Wolfson, an attorney, worked with Lambda Legal Defense and Education Network from 1988 until April 2001 when he left to form Freedom to Marry, and was involved in lawsuits challenging marriage discrimination in Hawaii and Vermont. He said Monday that while legal cases have changed laws, those cases could not have succeeded if same-sex couples had not done the groundwork by sharing their stories.

Mason

Mason Marriott-Voss

“Hearts have opened; minds have changed,” Wolfson said, because same-sex couples and families have come forward to tell their stories to their families, their friends, their neighbors and more. Because of those conversations, he said, “people understand now who gay people are and why marriage matters.”

The battle for marriage equality has reached a tipping point, but it isn’t won yet, Wolfson continued. “We’re not there yet,” he said, adding that “the way we will get there is by engaging our neighbors, our families, our coworkers.”

Same-sex couples have created an atmosphere where change can happen by sharing their stories, and now “the courts can finish the job, sooner rather than later.”

Dimetman said that she and DeLeon had their “flashbulb moment” when DeLeon was pregnant with their first child. There were problems with the pregnancy and realizing that Dimetman would have no legal connections to the child should something happen to DeLeon during the birth. Now that Dimetman is pregnant with their second child, the couple really want the protections a legal marriage would provide.

curtin

Ward Curtin

Phariss and Holmes said that they love each and simply want to legally protect their relationship. Phariss, saying that he fell in love with Holmes the first time he saw him, noted that Holmes served 23 years in the U.S. Air Force and had earned the right to marry the person he loves.

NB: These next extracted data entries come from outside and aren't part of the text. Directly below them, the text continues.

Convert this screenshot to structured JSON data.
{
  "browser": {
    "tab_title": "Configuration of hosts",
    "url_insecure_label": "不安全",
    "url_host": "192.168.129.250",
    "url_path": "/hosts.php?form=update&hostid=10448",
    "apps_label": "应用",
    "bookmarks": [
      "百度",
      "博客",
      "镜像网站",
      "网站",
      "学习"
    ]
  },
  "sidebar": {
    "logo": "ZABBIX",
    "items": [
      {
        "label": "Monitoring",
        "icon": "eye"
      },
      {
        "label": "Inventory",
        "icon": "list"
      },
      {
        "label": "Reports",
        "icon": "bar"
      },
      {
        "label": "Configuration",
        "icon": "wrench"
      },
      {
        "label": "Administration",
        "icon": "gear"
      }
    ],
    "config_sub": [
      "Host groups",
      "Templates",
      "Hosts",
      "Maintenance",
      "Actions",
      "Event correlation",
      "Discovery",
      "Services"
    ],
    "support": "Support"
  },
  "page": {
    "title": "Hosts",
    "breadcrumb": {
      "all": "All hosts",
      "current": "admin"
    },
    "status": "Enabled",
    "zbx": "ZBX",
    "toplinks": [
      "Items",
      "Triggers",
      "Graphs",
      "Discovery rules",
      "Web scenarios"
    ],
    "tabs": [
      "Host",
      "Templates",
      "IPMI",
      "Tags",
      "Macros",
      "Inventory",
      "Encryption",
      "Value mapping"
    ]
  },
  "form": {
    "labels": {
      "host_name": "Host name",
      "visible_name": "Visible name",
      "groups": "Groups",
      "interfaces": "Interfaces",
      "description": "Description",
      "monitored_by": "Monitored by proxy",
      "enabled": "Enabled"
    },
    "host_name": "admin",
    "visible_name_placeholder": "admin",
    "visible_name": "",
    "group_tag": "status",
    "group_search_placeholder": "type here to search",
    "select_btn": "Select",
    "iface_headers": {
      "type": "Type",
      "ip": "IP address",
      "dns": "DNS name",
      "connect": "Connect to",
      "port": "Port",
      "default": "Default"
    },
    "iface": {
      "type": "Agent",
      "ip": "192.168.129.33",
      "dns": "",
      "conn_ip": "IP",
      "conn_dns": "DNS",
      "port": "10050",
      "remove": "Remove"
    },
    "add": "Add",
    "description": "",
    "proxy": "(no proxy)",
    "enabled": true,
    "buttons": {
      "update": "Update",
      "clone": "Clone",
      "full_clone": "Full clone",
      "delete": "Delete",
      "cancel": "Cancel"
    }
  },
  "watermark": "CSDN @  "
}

“The rest of us may not have earned it the same way Vic has, bit we all deserve that right,” he said.

Mason Marriott-Voss, a 16-year-old with two moms, was on hand, with his step-sister and brother, to tell the story of his family. Saying that his parents are “too busy helping us with finals to erode society,” he said that “anti-family” laws “create a raw deal for kids like me” who whose families are targeted by them.

“It’s not our families that need to change,” the teen said. “It’s Texas.”

The Republican Party has, traditionally, been opposed to LGBT rights in general and especially to marriage equality. But McKinnon, who was chief media advisor for George W. Bush in both his presidential campaigns, said that is changing, too.

In the most recently election, McKinnon said, Republican candidates shied away from the issue of same-sex marriage. “That dog didn’t bark,” he said. “It didn’t even whimper. The Republicans are not going to be out in the street tomorrow marching [in support of gay marriage]. But they are not using it as a wedge issue like that once did.”

There are still some candidates and officeholders who are out there “throwing elbows” to fight against marriage equality, including former U.S. Sen. Rick Santorum and Sen. Ted Cruz of Texas, McKinnon said. But most either support marriage equality or don’t want to discuss it at all.